Hi OP. This may not be helpful as too far for you, but we moved DD between Y8 and Y9 for similar reasons. We agonised over where to send her, because so much of the friendship thing is dependent on the actual make-up of girls in the year group, and that can vary so much from year to year, even in the same school. We visited loads of schools, and in the end opted for Tudor Hall in Oxfordshire. We got a lovely vibe from it when we visited, and it was the only school DD was enthusiastic about. It was too far for us without moving to do on a daily basis, so we went for weekly (Monday-Friday) boarding. It was absolutely transformational. The staff were brilliant, and there are so many organised activities to give the girls chances to socialise and get to know each other, both in the year group and across year groups. There was quite a large intake of new girls into Y9 and the staff worked really worked hard to prevent the girls getting too cliquey, and to establish a climate where everyone expects to socialise with everyone else. DD was like a different child within weeks. We hadn't considered boarding at the secondary transition stage, but DD flourished going into it in Y9. If you're able to manage the distance, or able to consider boarding, I'd recommend it.

cisk · 12/12/2025 12:01

Have you discounted Abbot’s Hill? It’s a really lovely school. Strong pastoral focus. If you haven’t looked around it, I’d give it a go.

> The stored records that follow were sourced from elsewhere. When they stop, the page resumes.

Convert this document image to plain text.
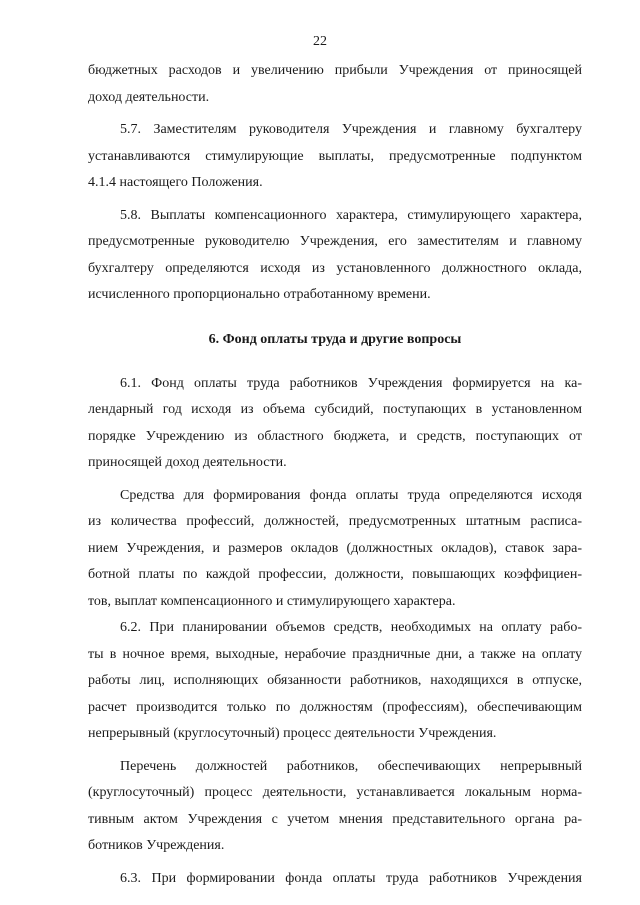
22
бюджетных расходов и увеличению прибыли Учреждения от приносящей
доход деятельности.
5.7. Заместителям руководителя Учреждения и главному бухгалтеру
устанавливаются стимулирующие выплаты, предусмотренные подпунктом
4.1.4 настоящего Положения.
5.8. Выплаты компенсационного характера, стимулирующего характера,
предусмотренные руководителю Учреждения, его заместителям и главному
бухгалтеру определяются исходя из установленного должностного оклада,
исчисленного пропорционально отработанному времени.
6. Фонд оплаты труда и другие вопросы
6.1. Фонд оплаты труда работников Учреждения формируется на ка-
лендарный год исходя из объема субсидий, поступающих в установленном
порядке Учреждению из областного бюджета, и средств, поступающих от
приносящей доход деятельности.
Средства для формирования фонда оплаты труда определяются исходя
из количества профессий, должностей, предусмотренных штатным расписа-
нием Учреждения, и размеров окладов (должностных окладов), ставок зара-
ботной платы по каждой профессии, должности, повышающих коэффициен-
тов, выплат компенсационного и стимулирующего характера.
6.2. При планировании объемов средств, необходимых на оплату рабо-
ты в ночное время, выходные, нерабочие праздничные дни, а также на оплату
работы лиц, исполняющих обязанности работников, находящихся в отпуске,
расчет производится только по должностям (профессиям), обеспечивающим
непрерывный (круглосуточный) процесс деятельности Учреждения.
Перечень должностей работников, обеспечивающих непрерывный
(круглосуточный) процесс деятельности, устанавливается локальным норма-
тивным актом Учреждения с учетом мнения представительного органа ра-
ботников Учреждения.
6.3. При формировании фонда оплаты труда работников Учреждения
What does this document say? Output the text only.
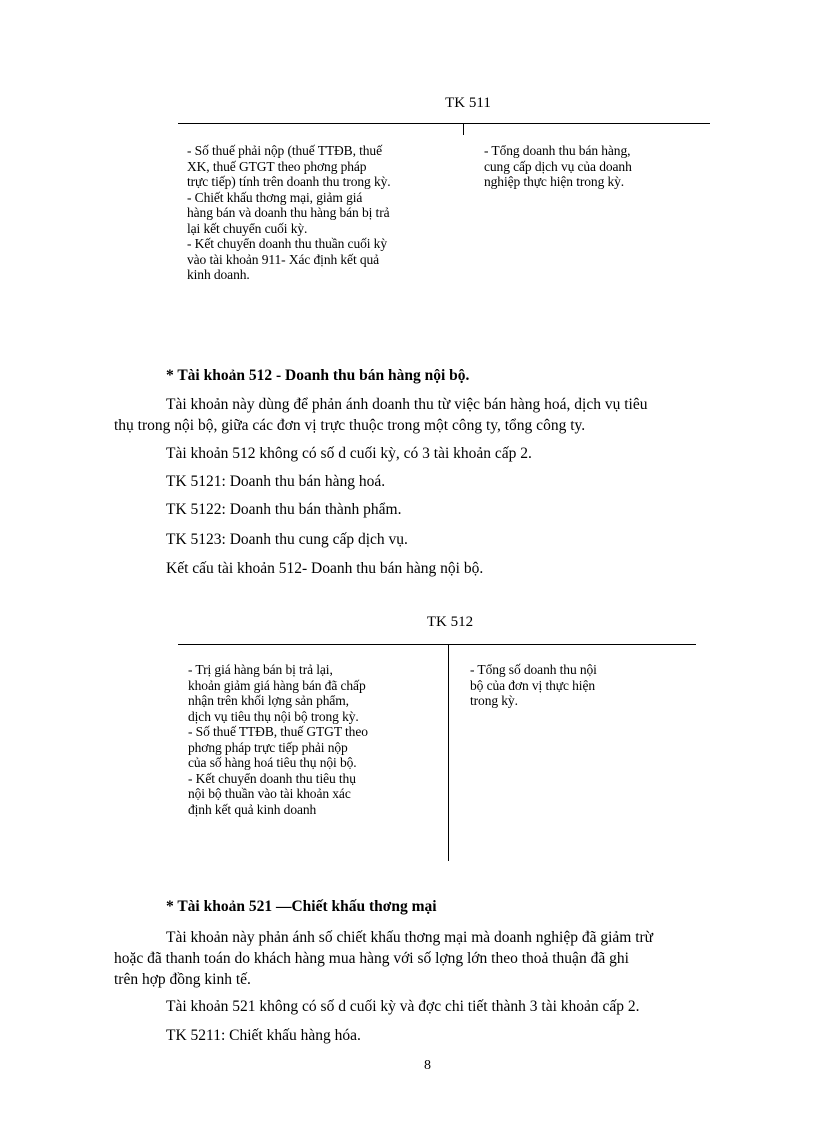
TK 511
- Số thuế phải nộp (thuế TTĐB, thuế
XK, thuế GTGT theo phơng pháp
trực tiếp) tính trên doanh thu trong kỳ.
- Chiết khấu thơng mại, giảm giá
hàng bán và doanh thu hàng bán bị trả
lại kết chuyển cuối kỳ.
- Kết chuyển doanh thu thuần cuối kỳ
vào tài khoản 911- Xác định kết quả
kinh doanh.
- Tổng doanh thu bán hàng,
cung cấp dịch vụ của doanh
nghiệp thực hiện trong kỳ.
* Tài khoản 512 - Doanh thu bán hàng nội bộ.
Tài khoản này dùng để phản ánh doanh thu từ việc bán hàng hoá, dịch vụ tiêu
thụ trong nội bộ, giữa các đơn vị trực thuộc trong một công ty, tổng công ty.
Tài khoản 512 không có số d cuối kỳ, có 3 tài khoản cấp 2.
TK 5121: Doanh thu bán hàng hoá.
TK 5122: Doanh thu bán thành phẩm.
TK 5123: Doanh thu cung cấp dịch vụ.
Kết cấu tài khoản 512- Doanh thu bán hàng nội bộ.
TK 512
- Trị giá hàng bán bị trả lại,
khoản giảm giá hàng bán đã chấp
nhận trên khối lợng sản phẩm,
dịch vụ tiêu thụ nội bộ trong kỳ.
- Số thuế TTĐB, thuế GTGT theo
phơng pháp trực tiếp phải nộp
của số hàng hoá tiêu thụ nội bộ.
- Kết chuyển doanh thu tiêu thụ
nội bộ thuần vào tài khoản xác
định kết quả kinh doanh
- Tổng số doanh thu nội
bộ của đơn vị thực hiện
trong kỳ.
* Tài khoản 521 —Chiết khấu thơng mại
Tài khoản này phản ánh số chiết khấu thơng mại mà doanh nghiệp đã giảm trừ
hoặc đã thanh toán do khách hàng mua hàng với số lợng lớn theo thoả thuận đã ghi
trên hợp đồng kinh tế.
Tài khoản 521 không có số d cuối kỳ và đợc chi tiết thành 3 tài khoản cấp 2.
TK 5211: Chiết khấu hàng hóa.
8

PopcornPoppingInAPan · 12/12/2025 23:32

Abbot’s Hill has no sixth form, so it would mean OP moving her DD and then moving again after GCSEs.

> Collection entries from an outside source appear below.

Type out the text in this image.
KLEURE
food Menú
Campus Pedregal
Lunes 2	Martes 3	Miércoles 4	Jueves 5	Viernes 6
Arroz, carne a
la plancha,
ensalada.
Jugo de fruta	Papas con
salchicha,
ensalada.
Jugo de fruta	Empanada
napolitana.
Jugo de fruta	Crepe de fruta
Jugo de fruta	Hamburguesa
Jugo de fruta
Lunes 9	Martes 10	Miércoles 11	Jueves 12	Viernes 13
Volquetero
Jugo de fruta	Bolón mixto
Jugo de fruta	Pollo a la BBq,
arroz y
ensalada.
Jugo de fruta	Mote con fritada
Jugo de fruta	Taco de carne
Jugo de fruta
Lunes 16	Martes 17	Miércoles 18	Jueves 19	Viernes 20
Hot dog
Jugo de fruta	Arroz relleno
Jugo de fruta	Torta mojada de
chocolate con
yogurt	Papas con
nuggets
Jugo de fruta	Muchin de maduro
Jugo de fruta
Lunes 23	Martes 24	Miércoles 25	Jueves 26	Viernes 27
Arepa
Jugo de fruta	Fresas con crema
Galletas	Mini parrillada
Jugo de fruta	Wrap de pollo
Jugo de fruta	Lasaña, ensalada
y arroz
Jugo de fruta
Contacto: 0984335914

Mrsbunnychops · 13/12/2025 11:39

St Mary’s Cambridge is amazing - pastorally, academically, my daughter thrived there - lots of girls join in year 9. great facilities and they have boarding and sixth form. Near station too

Mamapoochon · 26/01/2026 21:05

Hi, My daughter is in year 7 at Q and she's been bullied. I am now looking into other schools but don't want to make any rash decisions. I'd rather fix the situation that she's in than move her around. I haven't noticed snobbery or extreme wealth being a problem, but just awful, cruel behaviour. I'm trying to figure out if this is what girls at this age are just like, if there's a problem with the culture in the school, or if my daughter just got unlucky with the first group of friends she made. @MotherOfDD have you made a decision? We live in London so will look at schools local to us.

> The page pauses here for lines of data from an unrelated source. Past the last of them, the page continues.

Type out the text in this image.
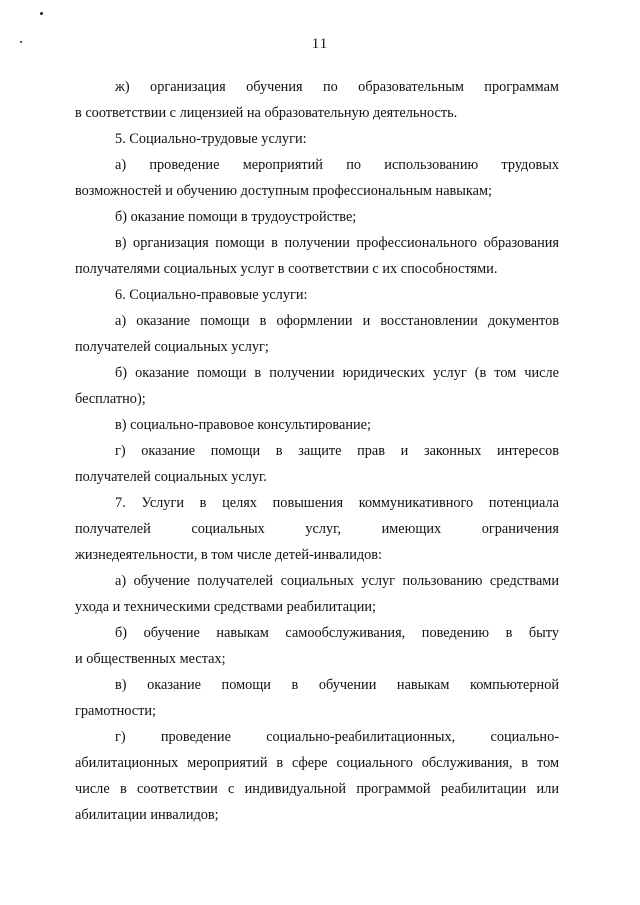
11
ж) организация обучения по образовательным программам
в соответствии с лицензией на образовательную деятельность.
5. Социально-трудовые услуги:
а) проведение мероприятий по использованию трудовых
возможностей и обучению доступным профессиональным навыкам;
б) оказание помощи в трудоустройстве;
в) организация помощи в получении профессионального образования
получателями социальных услуг в соответствии с их способностями.
6. Социально-правовые услуги:
а) оказание помощи в оформлении и восстановлении документов
получателей социальных услуг;
б) оказание помощи в получении юридических услуг (в том числе
бесплатно);
в) социально-правовое консультирование;
г) оказание помощи в защите прав и законных интересов
получателей социальных услуг.
7. Услуги в целях повышения коммуникативного потенциала
получателей социальных услуг, имеющих ограничения
жизнедеятельности, в том числе детей-инвалидов:
а) обучение получателей социальных услуг пользованию средствами
ухода и техническими средствами реабилитации;
б) обучение навыкам самообслуживания, поведению в быту
и общественных местах;
в) оказание помощи в обучении навыкам компьютерной
грамотности;
г) проведение социально-реабилитационных, социально-
абилитационных мероприятий в сфере социального обслуживания, в том
числе в соответствии с индивидуальной программой реабилитации или
абилитации инвалидов;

muminherts · 26/01/2026 21:20

@Mamapoochon so sorry to hear this. St Chris in Letchworth might be worth a look (bus routes to N London). I think there are some spaces in the current Year 7 and it is a very welcoming cohort across the senior school. The school have done really well at rebuilding confidence in kids who have arrived after being bullied in the past. I really hope you can get her resettled soon.